これまでの戦で、私は普通であれば大惨事必至な大物退治を自身で引き受ける事で、保有する精鋭の被害を大幅に抑える事が出来ている。
それでも混乱し、火種の絶えぬパサドーブル州全体を平定していくには数が足りない。
全員攻撃全員防御などという発想は、小さなチームの瞬間的な戦術でしかない。出征というのは犯罪と反乱を起こさせない留守居役を充分な数残せてはじめて出来る事である。
今回も敵は大物であるのだから、確かに最悪戦力は私一人でも良い。
だが本当にそれをやってしまえば、私はまともに戦力を捻出出来ないダメ領主のレッテルを貼られる事になる。
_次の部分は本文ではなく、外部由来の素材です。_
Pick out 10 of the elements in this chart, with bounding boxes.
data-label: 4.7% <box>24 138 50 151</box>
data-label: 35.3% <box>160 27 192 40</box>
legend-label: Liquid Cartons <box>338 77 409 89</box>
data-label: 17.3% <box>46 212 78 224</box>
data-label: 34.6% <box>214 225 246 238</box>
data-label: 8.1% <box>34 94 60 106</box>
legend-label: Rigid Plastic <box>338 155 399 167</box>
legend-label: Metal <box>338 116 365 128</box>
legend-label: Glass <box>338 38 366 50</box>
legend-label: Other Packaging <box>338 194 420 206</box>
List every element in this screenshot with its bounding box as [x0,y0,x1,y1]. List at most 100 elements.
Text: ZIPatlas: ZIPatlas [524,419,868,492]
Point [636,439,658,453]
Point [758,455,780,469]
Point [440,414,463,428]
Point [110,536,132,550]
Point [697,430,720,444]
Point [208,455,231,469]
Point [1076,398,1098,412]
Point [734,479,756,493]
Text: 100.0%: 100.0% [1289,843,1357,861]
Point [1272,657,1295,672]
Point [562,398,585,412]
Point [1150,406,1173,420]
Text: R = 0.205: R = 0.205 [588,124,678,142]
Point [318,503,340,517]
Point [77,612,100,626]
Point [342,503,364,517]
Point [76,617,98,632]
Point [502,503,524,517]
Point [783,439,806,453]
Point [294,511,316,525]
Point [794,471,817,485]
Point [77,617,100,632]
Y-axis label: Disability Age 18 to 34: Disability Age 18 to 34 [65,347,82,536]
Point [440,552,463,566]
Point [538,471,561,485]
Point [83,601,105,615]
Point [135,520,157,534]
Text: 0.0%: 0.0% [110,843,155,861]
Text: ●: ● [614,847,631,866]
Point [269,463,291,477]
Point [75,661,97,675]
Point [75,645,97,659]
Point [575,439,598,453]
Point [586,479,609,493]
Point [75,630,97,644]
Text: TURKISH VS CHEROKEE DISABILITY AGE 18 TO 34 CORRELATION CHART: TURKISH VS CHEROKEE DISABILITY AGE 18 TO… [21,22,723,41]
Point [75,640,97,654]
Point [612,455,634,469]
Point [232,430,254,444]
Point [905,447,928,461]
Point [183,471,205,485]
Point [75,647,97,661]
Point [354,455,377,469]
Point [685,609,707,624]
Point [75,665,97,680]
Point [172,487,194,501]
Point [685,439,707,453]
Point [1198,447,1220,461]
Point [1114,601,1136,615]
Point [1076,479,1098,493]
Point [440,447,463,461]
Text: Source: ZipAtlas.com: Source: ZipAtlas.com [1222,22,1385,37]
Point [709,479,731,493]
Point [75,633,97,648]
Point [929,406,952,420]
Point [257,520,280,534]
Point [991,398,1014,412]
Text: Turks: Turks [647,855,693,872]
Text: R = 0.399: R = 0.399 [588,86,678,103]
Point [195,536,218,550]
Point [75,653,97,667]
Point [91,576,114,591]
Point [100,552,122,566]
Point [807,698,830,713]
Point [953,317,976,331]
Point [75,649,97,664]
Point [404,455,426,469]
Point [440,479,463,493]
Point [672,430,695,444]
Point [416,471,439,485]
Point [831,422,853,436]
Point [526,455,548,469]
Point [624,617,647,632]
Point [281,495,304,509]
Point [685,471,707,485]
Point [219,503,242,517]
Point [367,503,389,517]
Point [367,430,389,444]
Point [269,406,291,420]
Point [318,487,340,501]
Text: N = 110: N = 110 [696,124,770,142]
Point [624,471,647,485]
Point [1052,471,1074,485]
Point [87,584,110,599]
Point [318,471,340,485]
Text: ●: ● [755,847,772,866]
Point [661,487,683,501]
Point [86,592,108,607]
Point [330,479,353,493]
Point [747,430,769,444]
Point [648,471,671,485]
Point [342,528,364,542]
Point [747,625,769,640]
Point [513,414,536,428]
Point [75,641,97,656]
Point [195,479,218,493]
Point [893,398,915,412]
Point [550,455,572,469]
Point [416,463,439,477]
私一人が恥をかくだけならば、まあ腹は立つがそれだけだ。恥を灌いでやればいい。
だがダメ領主と侮られ、なめられたりした場合にはパサドーブル全体、担いだフェリシア殿下にも不幸を招く事になる。
自分はもちろん上にも下にも実害が出る。だから貴族は面子を守るのに躍起になるのだ。
「ならば今回、私が連れて行くのは最小限度だ。馬廻の者たちだけに絞ろう」
「なぜ!? それでは示しがつかないとッ!?」
いきなり真逆の事を言い出せばひっくり返るのも無理はない。動転するミントらに、私は落ち着くようにと手で制する。
「案ずるな。数は揃える」
「し、しかしどうやって……」
「どうやるも何も、私はパサドーブル州を治める領主であるぞ?」
これまで戦い抜いてきた実績のある自分たち。確かに信用は置けるだろうが、その中だけで考えるから行き詰まるのだ。
いるではないか。
質はともかく数だけで良いならば、先代からミエスクの下についている者たちがな。
「しかし! 彼らはレイア様に謀反を……!」
「全員が手向かってきた訳では無い。先代から変わらず仕えると宣言した者も多い。その内には機を伺っているだけの連中もいるだろうが、行動を起こすのならばそれまでよ。正真正銘の臣下を守って蹴散らせば良い」
これまでの事を見ていれば、迂闊に動く阿呆も残っていまいが。
まあ腹心のためにも今一度篩にはかけるつもりであるがな。
ここまでを聞いてこの部屋に集まった部下たちは諦めたように私の方針に従い動き出すのであった。